Dans le cadre de l’expansion de son programme de contreterrorisme en Somalie, la CIA utilise aussi une prison secrète implantée dans les sous-sols du siège de l’Agence Nationale de Sécurité (NSA) de Somalie… certains des prisonniers ont été capturés dans les rues du Kenya et transférés en avion à Mogadiscio ».

Il faut souligner que les politiques — les crimes contre la paix — exposées ici ne représentent qu’une fraction des 8 années de la politique d’Obama sur ce continent ; un bilan complet des crimes d’Obama contre l’Afrique nécessiterait une analyse volumineuse. L’objectif, ici, était d’illustrer le fait que l’homme qui s’est présenté en Afrique comme un ami l’était autant que le bourreau est celui du condamné.

Si cela avait été prononcé par quelqu’un d’autre que le premier président noir des USA, il y aurait peut-être eu un tollé vis-à-vis du viol et du pillage du continent, de la militarisation et de la déstabilisation de l’Afrique. Et pourtant, au cours des 8 dernières années, nous avons pu observer le silence assourdissant des libéraux dont les idéaux et les valeurs ne vont pas au-delà de ce que leur loyauté au parti autorise.

Glen Ford, directeur exécutif du Black Agenda Report, l’a magnifiquement et précisément exprimé en expliquant qu’Obama ne représentait pas un moindre mal, mais le mal « le plus efficace ». Et en ce qui concerne l’Afrique, ce fut doublement vrai.
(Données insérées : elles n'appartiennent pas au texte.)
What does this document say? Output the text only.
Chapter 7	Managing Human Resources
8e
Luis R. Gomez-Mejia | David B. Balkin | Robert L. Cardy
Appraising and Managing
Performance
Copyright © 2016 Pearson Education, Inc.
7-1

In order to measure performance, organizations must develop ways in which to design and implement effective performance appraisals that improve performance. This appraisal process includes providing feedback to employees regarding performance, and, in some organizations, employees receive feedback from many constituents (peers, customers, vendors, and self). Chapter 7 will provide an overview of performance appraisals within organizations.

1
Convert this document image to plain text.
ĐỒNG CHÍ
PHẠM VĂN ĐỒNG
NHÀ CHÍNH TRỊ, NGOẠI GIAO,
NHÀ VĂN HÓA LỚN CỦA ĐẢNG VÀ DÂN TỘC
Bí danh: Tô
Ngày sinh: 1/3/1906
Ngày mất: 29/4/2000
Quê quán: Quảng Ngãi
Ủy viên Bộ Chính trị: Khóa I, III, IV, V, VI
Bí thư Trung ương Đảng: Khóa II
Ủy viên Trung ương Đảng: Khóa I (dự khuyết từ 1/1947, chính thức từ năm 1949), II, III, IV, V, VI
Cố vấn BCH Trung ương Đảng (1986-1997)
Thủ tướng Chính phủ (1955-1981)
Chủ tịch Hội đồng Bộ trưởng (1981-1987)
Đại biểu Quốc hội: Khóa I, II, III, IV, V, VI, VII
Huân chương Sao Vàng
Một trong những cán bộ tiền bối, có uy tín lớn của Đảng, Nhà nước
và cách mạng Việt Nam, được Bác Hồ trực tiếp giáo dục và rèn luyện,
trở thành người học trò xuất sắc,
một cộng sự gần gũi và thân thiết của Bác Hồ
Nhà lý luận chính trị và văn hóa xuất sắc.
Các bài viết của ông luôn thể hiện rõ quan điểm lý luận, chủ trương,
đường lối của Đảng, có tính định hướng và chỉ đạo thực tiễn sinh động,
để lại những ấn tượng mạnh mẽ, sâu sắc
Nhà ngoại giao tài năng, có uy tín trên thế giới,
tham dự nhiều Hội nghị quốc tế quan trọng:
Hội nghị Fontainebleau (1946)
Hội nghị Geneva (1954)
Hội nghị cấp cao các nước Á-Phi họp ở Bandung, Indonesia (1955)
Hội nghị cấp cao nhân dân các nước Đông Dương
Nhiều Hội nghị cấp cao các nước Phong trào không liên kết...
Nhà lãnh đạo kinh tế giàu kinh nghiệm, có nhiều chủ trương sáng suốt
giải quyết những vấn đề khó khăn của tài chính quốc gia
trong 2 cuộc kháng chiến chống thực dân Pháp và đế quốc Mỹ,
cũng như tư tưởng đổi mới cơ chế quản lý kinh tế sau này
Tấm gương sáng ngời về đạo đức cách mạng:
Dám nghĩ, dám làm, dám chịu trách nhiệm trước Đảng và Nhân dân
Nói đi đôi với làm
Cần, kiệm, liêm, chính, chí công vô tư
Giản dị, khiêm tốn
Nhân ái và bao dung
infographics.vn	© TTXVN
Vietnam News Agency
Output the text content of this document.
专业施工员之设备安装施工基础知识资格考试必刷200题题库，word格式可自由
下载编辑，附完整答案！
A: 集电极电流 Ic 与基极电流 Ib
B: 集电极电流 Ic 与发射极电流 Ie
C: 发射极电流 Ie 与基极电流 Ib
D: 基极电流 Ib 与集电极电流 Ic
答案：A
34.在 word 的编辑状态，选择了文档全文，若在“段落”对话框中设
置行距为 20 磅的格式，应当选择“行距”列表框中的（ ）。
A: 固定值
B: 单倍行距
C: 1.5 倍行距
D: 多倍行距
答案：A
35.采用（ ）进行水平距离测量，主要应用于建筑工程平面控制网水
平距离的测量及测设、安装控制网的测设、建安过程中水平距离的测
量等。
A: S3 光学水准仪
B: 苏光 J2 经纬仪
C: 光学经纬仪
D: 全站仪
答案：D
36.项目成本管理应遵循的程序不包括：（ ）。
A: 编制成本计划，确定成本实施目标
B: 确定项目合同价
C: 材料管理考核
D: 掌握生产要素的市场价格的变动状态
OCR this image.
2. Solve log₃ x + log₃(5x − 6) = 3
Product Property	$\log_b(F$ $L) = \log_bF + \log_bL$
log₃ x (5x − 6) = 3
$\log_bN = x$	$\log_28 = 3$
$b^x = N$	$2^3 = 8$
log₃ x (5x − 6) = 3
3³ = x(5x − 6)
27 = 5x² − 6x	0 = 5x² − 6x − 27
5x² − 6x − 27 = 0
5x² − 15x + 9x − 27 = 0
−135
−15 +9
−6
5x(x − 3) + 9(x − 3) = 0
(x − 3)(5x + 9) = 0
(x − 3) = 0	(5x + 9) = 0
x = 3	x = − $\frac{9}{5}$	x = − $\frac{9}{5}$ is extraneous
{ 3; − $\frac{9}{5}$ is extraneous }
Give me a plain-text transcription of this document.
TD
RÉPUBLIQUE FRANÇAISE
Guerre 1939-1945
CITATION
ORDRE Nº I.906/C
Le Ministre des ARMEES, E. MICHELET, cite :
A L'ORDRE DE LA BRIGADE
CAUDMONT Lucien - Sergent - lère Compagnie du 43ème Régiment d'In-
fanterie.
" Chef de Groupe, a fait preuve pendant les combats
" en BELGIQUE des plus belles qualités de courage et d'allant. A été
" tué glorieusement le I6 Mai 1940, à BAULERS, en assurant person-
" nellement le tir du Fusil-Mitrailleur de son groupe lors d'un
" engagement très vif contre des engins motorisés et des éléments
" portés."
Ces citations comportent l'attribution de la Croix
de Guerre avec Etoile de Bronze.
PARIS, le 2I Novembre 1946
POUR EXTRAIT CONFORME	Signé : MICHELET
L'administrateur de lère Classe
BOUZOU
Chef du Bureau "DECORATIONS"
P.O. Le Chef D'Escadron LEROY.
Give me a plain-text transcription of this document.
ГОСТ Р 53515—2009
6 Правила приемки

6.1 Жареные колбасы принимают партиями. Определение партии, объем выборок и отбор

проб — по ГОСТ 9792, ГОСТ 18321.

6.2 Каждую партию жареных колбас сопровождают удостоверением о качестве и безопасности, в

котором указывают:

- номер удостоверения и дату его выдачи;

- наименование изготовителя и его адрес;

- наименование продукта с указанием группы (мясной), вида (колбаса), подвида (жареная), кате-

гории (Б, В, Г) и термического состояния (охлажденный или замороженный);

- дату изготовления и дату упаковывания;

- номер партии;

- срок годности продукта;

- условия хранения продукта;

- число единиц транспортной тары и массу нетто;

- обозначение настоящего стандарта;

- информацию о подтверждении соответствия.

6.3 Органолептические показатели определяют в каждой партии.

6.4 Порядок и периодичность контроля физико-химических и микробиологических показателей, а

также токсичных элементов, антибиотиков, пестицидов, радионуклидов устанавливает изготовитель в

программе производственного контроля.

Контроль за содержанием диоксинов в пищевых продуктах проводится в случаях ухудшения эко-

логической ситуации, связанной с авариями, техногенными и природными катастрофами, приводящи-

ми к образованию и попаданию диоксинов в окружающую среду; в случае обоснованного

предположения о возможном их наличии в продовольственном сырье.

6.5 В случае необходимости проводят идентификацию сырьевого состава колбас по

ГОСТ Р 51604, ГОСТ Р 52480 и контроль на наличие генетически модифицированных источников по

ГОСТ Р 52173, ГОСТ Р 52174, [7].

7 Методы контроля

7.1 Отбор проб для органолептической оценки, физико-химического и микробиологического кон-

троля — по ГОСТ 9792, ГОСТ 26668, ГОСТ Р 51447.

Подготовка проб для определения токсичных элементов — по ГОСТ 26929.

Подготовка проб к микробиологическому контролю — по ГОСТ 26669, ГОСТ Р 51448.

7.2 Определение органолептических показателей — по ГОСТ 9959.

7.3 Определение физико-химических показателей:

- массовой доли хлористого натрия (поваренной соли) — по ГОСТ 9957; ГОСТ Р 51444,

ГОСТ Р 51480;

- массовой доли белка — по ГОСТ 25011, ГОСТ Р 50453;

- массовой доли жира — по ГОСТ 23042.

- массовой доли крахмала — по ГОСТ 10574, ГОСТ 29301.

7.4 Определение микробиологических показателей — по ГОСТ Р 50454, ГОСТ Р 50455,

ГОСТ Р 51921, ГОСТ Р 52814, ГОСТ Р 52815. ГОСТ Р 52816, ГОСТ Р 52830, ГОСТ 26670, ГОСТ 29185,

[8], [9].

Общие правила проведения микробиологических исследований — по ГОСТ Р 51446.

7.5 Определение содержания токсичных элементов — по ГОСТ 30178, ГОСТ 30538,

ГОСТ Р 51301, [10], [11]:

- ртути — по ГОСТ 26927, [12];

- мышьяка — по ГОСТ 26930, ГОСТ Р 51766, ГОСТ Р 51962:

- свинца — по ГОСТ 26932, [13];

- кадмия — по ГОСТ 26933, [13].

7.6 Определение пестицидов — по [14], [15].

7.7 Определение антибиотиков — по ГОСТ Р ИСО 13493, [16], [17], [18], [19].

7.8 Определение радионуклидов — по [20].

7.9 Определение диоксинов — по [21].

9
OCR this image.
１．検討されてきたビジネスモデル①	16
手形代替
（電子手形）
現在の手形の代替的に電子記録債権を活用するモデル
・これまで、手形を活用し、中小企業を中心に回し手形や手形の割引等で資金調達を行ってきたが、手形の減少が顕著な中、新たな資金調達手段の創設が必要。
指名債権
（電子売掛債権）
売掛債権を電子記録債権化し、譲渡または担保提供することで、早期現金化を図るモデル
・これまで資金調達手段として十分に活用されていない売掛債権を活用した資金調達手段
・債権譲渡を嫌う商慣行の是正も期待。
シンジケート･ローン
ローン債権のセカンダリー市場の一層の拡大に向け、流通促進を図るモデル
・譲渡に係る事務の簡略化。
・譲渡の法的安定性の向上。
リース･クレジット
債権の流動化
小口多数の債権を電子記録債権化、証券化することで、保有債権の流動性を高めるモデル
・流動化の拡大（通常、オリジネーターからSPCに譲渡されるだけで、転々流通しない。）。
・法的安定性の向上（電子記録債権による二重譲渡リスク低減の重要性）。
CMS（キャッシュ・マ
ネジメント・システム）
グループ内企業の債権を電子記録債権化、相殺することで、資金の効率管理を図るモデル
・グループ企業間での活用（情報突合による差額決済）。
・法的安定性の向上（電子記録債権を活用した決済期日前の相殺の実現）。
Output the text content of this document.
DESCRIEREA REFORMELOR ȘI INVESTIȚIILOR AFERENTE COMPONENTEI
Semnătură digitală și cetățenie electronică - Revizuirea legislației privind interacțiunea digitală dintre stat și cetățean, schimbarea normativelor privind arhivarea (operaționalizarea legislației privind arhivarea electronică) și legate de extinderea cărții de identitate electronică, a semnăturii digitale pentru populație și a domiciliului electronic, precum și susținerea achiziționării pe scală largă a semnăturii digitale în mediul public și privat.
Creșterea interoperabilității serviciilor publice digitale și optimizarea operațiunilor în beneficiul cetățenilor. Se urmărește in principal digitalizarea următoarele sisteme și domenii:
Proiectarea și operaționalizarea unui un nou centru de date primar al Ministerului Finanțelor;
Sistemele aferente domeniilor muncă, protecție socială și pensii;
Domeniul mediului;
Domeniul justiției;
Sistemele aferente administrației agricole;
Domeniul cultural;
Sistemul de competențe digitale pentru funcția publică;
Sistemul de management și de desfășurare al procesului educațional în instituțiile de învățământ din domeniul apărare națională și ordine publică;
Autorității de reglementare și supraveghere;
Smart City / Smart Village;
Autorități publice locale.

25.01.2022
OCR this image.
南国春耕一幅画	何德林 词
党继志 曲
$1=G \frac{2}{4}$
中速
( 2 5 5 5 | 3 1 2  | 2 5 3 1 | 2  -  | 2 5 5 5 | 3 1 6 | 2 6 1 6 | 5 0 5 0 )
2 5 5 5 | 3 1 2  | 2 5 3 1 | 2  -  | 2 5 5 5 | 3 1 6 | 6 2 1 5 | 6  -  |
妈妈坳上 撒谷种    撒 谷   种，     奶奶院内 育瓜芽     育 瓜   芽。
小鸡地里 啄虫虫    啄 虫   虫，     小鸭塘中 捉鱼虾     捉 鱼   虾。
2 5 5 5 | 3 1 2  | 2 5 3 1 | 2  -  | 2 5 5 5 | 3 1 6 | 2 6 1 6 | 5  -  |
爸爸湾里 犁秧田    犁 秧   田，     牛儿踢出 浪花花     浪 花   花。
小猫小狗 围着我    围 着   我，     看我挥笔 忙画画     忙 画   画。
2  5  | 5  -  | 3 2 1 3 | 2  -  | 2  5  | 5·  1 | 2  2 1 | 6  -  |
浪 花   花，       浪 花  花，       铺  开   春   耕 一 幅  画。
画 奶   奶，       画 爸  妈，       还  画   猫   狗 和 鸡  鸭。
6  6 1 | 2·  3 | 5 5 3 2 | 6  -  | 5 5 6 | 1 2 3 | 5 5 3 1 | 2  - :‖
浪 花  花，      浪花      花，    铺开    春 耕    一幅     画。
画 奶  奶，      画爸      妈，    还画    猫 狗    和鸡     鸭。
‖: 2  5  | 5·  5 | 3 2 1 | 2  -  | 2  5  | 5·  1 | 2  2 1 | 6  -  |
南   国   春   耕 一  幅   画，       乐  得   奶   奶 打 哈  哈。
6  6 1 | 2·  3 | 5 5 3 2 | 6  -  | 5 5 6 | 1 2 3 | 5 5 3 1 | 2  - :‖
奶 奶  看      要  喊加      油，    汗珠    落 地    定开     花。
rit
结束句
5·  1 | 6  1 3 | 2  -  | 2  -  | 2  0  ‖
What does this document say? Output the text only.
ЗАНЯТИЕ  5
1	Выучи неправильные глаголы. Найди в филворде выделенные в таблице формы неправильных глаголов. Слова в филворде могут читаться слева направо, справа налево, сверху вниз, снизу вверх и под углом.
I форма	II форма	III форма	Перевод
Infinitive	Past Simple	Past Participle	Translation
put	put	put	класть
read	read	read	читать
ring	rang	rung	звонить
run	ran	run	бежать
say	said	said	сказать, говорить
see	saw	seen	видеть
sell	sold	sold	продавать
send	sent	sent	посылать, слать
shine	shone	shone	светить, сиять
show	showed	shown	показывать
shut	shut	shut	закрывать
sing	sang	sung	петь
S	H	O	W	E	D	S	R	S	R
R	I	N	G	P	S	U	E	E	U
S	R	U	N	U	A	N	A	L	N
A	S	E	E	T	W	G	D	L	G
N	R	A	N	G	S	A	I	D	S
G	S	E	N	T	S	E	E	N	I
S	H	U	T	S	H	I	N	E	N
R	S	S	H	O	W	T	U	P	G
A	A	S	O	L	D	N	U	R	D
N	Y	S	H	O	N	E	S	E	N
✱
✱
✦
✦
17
Qui d’autre qu’Obama aurait pu détruire des nations, alimenter le terrorisme, piller des richesses, militariser et déstabiliser ce continent entier tout en affichant un sourire hypnotique ?

Mais pour les Africains, les dents parfaites d’Obama et son sourire toxique dissimulent une langue fourchue. Quant à l’héritage africain d’Obama, on le retrouve dans les charniers de Libye, du Nigeria et d’ailleurs.